Examples of stopwords are 'the', 'is', 'in', 'and', etc.

Stopword removal in python is carried out using the `stopwords` module of nltk.corpus package.

In [24]:
import nltk
from nltk.corpus import stopwords
nltk.download('stopwords')

#Tokenizing functions to extract tokens from the list
def tokenize(text):
  sentences = sent_tokenize(text)
  tokens = list()

  for sentence in sentences:
    words = word_tokenize(sentence.lower())
    tokens.extend(words)

  return tokens


# Set of stopwords
stop_words = set(stopwords.words('english'))

# Tokenized text
tokens = tokenize(text)

#List of non-stopwords
filtered = [word for word in tokens if word.lower() not in stop_words]

print(filtered)

[nltk_data] Downloading package stopwords to /root/nltk_data...
[nltk_data]   Package stopwords is already up-to-date!

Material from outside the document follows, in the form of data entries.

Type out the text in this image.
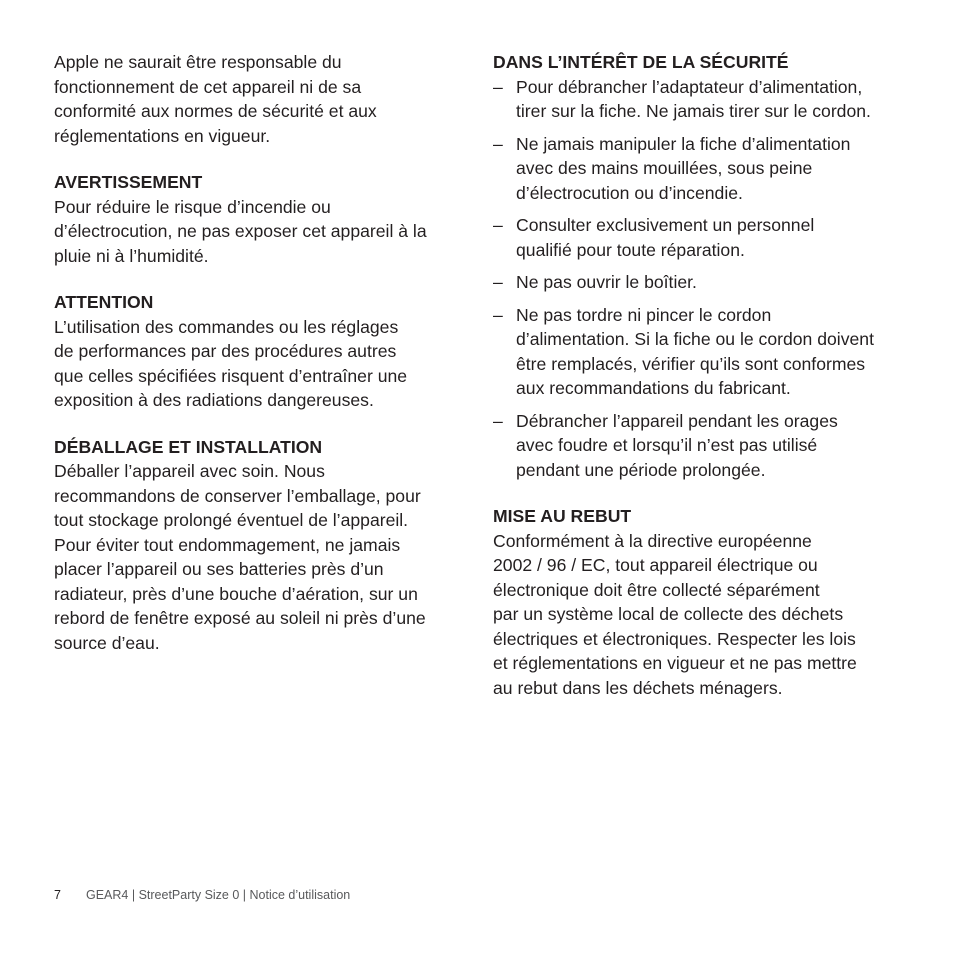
Apple ne saurait être responsable du
fonctionnement de cet appareil ni de sa
conformité aux normes de sécurité et aux
réglementations en vigueur.
AVERTISSEMENT
Pour réduire le risque d’incendie ou
d’électrocution, ne pas exposer cet appareil à la
pluie ni à l’humidité.
ATTENTION
L’utilisation des commandes ou les réglages
de performances par des procédures autres
que celles spécifiées risquent d’entraîner une
exposition à des radiations dangereuses.
DÉBALLAGE ET INSTALLATION
Déballer l’appareil avec soin. Nous
recommandons de conserver l’emballage, pour
tout stockage prolongé éventuel de l’appareil.
Pour éviter tout endommagement, ne jamais
placer l’appareil ou ses batteries près d’un
radiateur, près d’une bouche d’aération, sur un
rebord de fenêtre exposé au soleil ni près d’une
source d’eau.
DANS L’INTÉRÊT DE LA SÉCURITÉ
– Pour débrancher l’adaptateur d’alimentation,
tirer sur la fiche. Ne jamais tirer sur le cordon.
– Ne jamais manipuler la fiche d’alimentation
avec des mains mouillées, sous peine
d’électrocution ou d’incendie.
– Consulter exclusivement un personnel
qualifié pour toute réparation.
– Ne pas ouvrir le boîtier.
– Ne pas tordre ni pincer le cordon
d’alimentation. Si la fiche ou le cordon doivent
être remplacés, vérifier qu’ils sont conformes
aux recommandations du fabricant.
– Débrancher l’appareil pendant les orages
avec foudre et lorsqu’il n’est pas utilisé
pendant une période prolongée.
MISE AU REBUT
Conformément à la directive européenne
2002 / 96 / EC, tout appareil électrique ou
électronique doit être collecté séparément
par un système local de collecte des déchets
électriques et électroniques. Respecter les lois
et réglementations en vigueur et ne pas mettre
au rebut dans les déchets ménagers.
7 GEAR4 | StreetParty Size 0 | Notice d’utilisation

# What is sentence tokenization and word tokenization?

**Sentence Tokenization**: Process of splitting a text into individual sentences. It involves identifying sentence boundaries, which can be challenging due to punctuation ambiguity. It is critical preprocessing step for tasks like parsing, machine translation, and sentiment analysis.

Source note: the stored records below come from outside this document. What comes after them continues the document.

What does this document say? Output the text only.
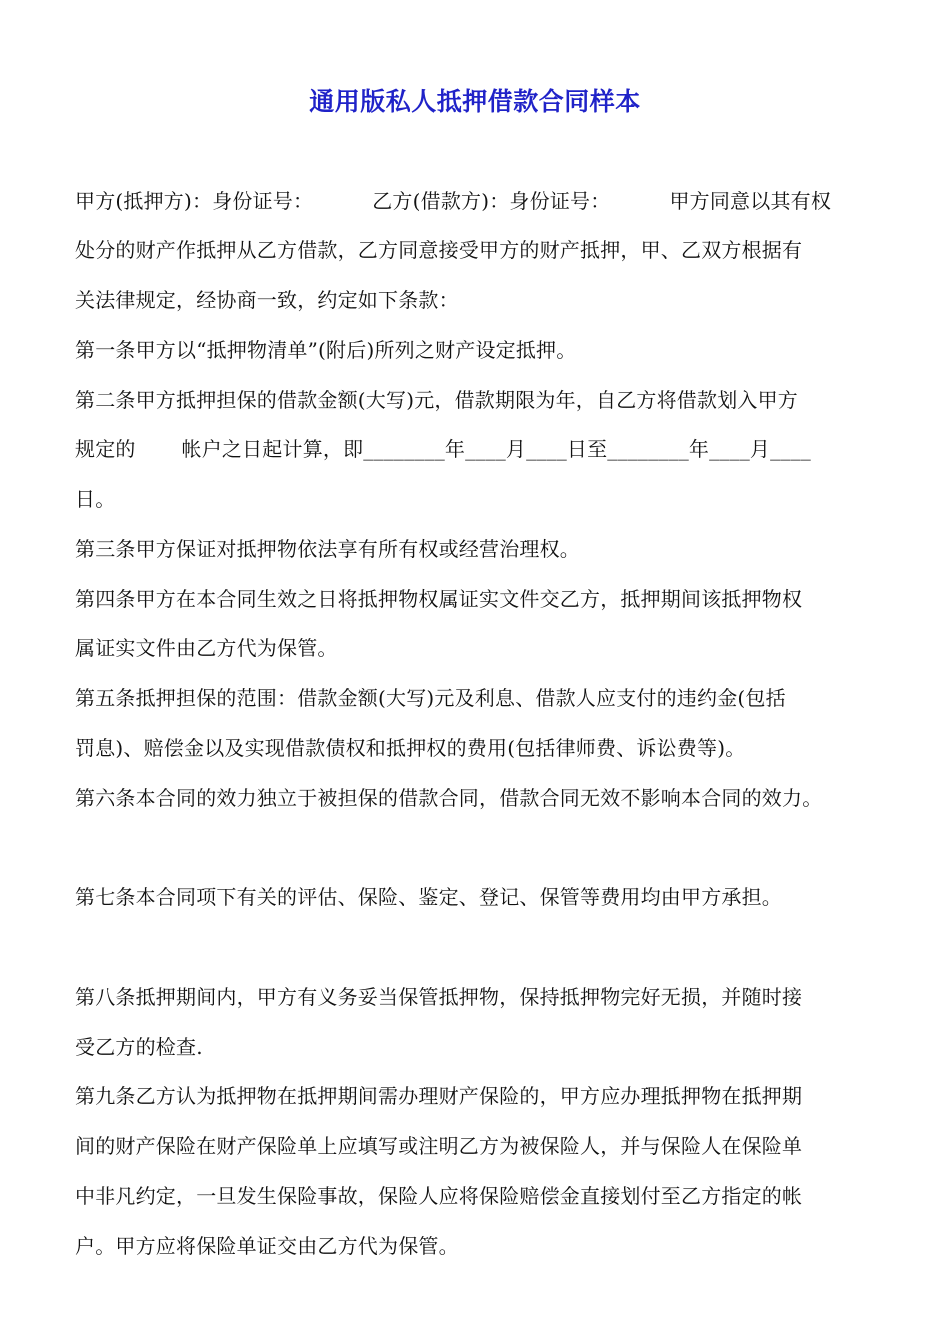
通用版私人抵押借款合同样本
甲方(抵押方)：身份证号：         乙方(借款方)：身份证号：         甲方同意以其有权
处分的财产作抵押从乙方借款，乙方同意接受甲方的财产抵押，甲、乙双方根据有
关法律规定，经协商一致，约定如下条款：
第一条甲方以“抵押物清单”(附后)所列之财产设定抵押。
第二条甲方抵押担保的借款金额(大写)元，借款期限为年，自乙方将借款划入甲方
规定的       帐户之日起计算，即________年____月____日至________年____月____
日。
第三条甲方保证对抵押物依法享有所有权或经营治理权。
第四条甲方在本合同生效之日将抵押物权属证实文件交乙方，抵押期间该抵押物权
属证实文件由乙方代为保管。
第五条抵押担保的范围：借款金额(大写)元及利息、借款人应支付的违约金(包括
罚息)、赔偿金以及实现借款债权和抵押权的费用(包括律师费、诉讼费等)。
第六条本合同的效力独立于被担保的借款合同，借款合同无效不影响本合同的效力。
第七条本合同项下有关的评估、保险、鉴定、登记、保管等费用均由甲方承担。
第八条抵押期间内，甲方有义务妥当保管抵押物，保持抵押物完好无损，并随时接
受乙方的检查.
第九条乙方认为抵押物在抵押期间需办理财产保险的，甲方应办理抵押物在抵押期
间的财产保险在财产保险单上应填写或注明乙方为被保险人，并与保险人在保险单
中非凡约定，一旦发生保险事故，保险人应将保险赔偿金直接划付至乙方指定的帐
户。甲方应将保险单证交由乙方代为保管。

Implementation in python is done using the sent_tokenize function from nltk.tokenize package in nltk library.

In [25]:
import nltk
from nltk.tokenize import sent_tokenize

#Pre-trained tokenizer models to identify sentence boundaries correctly
nltk.download("punkt")

sentences = sent_tokenize(text) # Tokenizer
print(sentences)

['Urban green spaces have become essential parts of city planning.', 'Studies show that having parks and community gardens helps improve mental and\nphysical health.', 'In 2023, over 68% of city residents in the U.S. lived within a\n10-minute walk of a public green space.', 'A recent report from the National Urban\nLandscape Association was shared via email (contact_us@green2030.org) and\nhighlighted the need for biodiversity in city environments.', 'Another contributor,\nmichael92@ecochange.net, stated that urban ecosystems should be included in\ninfrastructure planning to lessen the impact of climate change.', 'As cities keep\ngrowing, sustainable urban design will be more important.']


[nltk_data] Downloading package punkt to /root/nltk_data...
[nltk_data]   Package punkt is already up-to-date!

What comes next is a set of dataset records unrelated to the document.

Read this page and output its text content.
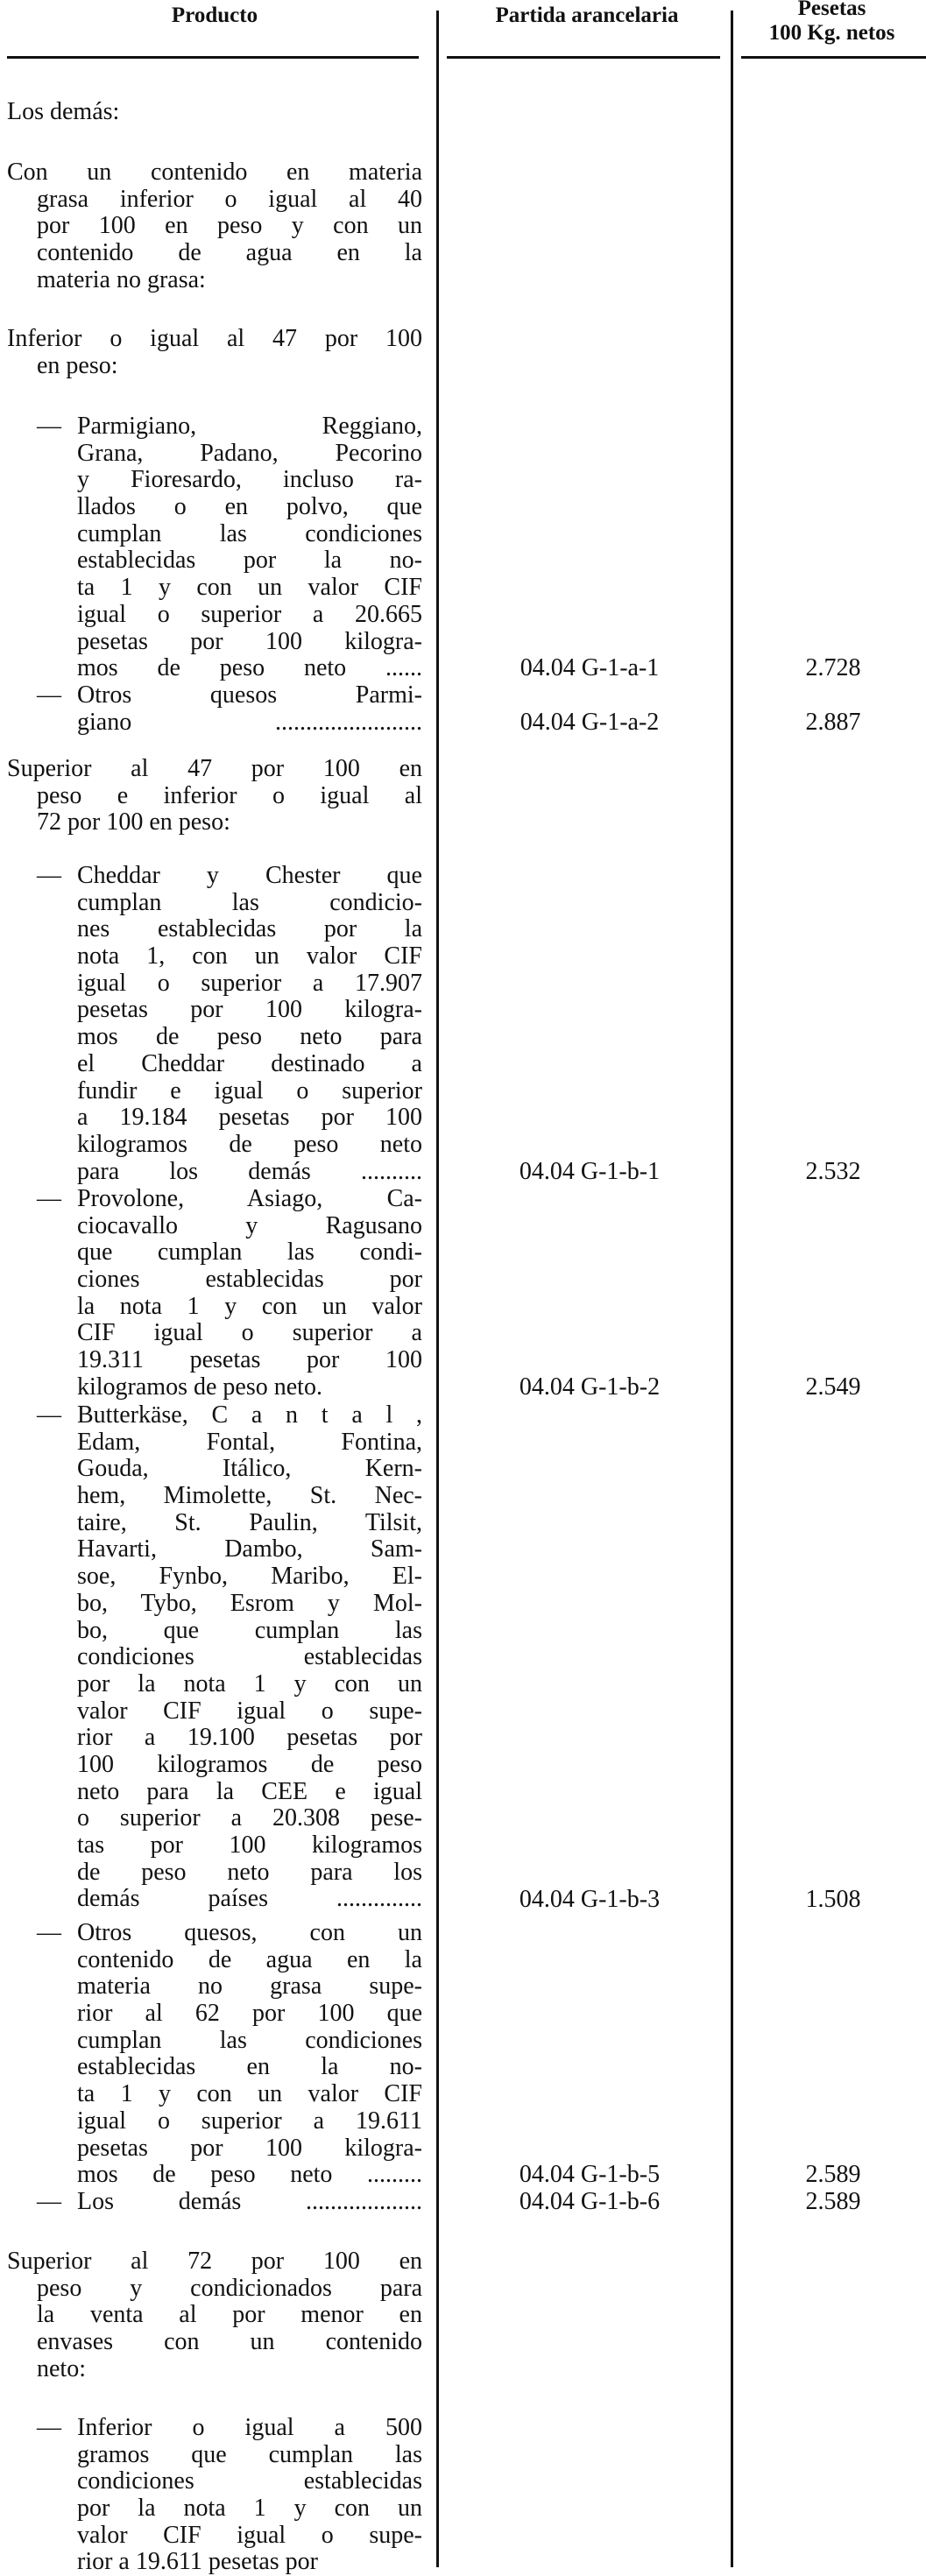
Producto	Partida arancelaria	Pesetas
100 Kg. netos
Los demás:
Con un contenido en materia
grasa inferior o igual al 40
por 100 en peso y con un
contenido de agua en la
materia no grasa:
Inferior o igual al 47 por 100
en peso:
— Parmigiano, Reggiano,
Grana, Padano, Pecorino
y Fioresardo, incluso ra-
llados o en polvo, que
cumplan las condiciones
establecidas por la no-
ta 1 y con un valor CIF
igual o superior a 20.665
pesetas por 100 kilogra-
mos de peso neto ......	04.04 G-1-a-1	2.728
— Otros quesos Parmi-
giano ........................	04.04 G-1-a-2	2.887
Superior al 47 por 100 en
peso e inferior o igual al
72 por 100 en peso:
— Cheddar y Chester que
cumplan las condicio-
nes establecidas por la
nota 1, con un valor CIF
igual o superior a 17.907
pesetas por 100 kilogra-
mos de peso neto para
el Cheddar destinado a
fundir e igual o superior
a 19.184 pesetas por 100
kilogramos de peso neto
para los demás ..........	04.04 G-1-b-1	2.532
— Provolone, Asiago, Ca-
ciocavallo y Ragusano
que cumplan las condi-
ciones establecidas por
la nota 1 y con un valor
CIF igual o superior a
19.311 pesetas por 100
kilogramos de peso neto.	04.04 G-1-b-2	2.549
— Butterkäse, C a n t a l ,
Edam, Fontal, Fontina,
Gouda, Itálico, Kern-
hem, Mimolette, St. Nec-
taire, St. Paulin, Tilsit,
Havarti, Dambo, Sam-
soe, Fynbo, Maribo, El-
bo, Tybo, Esrom y Mol-
bo, que cumplan las
condiciones establecidas
por la nota 1 y con un
valor CIF igual o supe-
rior a 19.100 pesetas por
100 kilogramos de peso
neto para la CEE e igual
o superior a 20.308 pese-
tas por 100 kilogramos
de peso neto para los
demás países ..............	04.04 G-1-b-3	1.508
— Otros quesos, con un
contenido de agua en la
materia no grasa supe-
rior al 62 por 100 que
cumplan las condiciones
establecidas en la no-
ta 1 y con un valor CIF
igual o superior a 19.611
pesetas por 100 kilogra-
mos de peso neto .........	04.04 G-1-b-5	2.589
— Los demás ...................	04.04 G-1-b-6	2.589
Superior al 72 por 100 en
peso y condicionados para
la venta al por menor en
envases con un contenido
neto:
— Inferior o igual a 500
gramos que cumplan las
condiciones establecidas
por la nota 1 y con un
valor CIF igual o supe-
rior a 19.611 pesetas por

**Word Tokenization**: Process of splitting text into individual words or terms, which are the basic units of analysis. It enables text classification, sentiment analysis, and language modelling.

In [28]:
import nltk
from nltk.tokenize import word_tokenize

#Pre-trained tokenizer models to identify sentence boundaries correctly
nltk.download("punkt")

words = word_tokenize(text) # Tokenizer
print(words)

['Urban', 'green', 'spaces', 'have', 'become', 'essential', 'parts', 'of', 'city', 'planning', '.', 'Studies', 'show', 'that', 'having', 'parks', 'and', 'community', 'gardens', 'helps', 'improve', 'mental', 'and', 'physical', 'health', '.', 'In', '2023', ',', 'over', '68', '%', 'of', 'city', 'residents', 'in', 'the', 'U.S.', 'lived', 'within', 'a', '10-minute', 'walk', 'of', 'a', 'public', 'green', 'space', '.', 'A', 'recent', 'report', 'from', 'the', 'National', 'Urban', 'Landscape', 'Association', 'was', 'shared', 'via', 'email', '(', 'contact_us', '@', 'green2030.org', ')', 'and', 'highlighted', 'the', 'need', 'for', 'biodiversity', 'in', 'city', 'environments', '.', 'Another', 'contributor', ',', 'michael92', '@', 'ecochange.net', ',', 'stated', 'that', 'urban', 'ecosystems', 'should', 'be', 'included', 'in', 'infrastructure', 'planning', 'to', 'lessen', 'the', 'impact', 'of', 'climate', 'change', '.', 'As', 'cities', 'keep', 'growing', ',', 'sustainable', 'urban', 'design', 'will'

[nltk_data] Downloading package punkt to /root/nltk_data...
[nltk_data]   Package punkt is already up-to-date!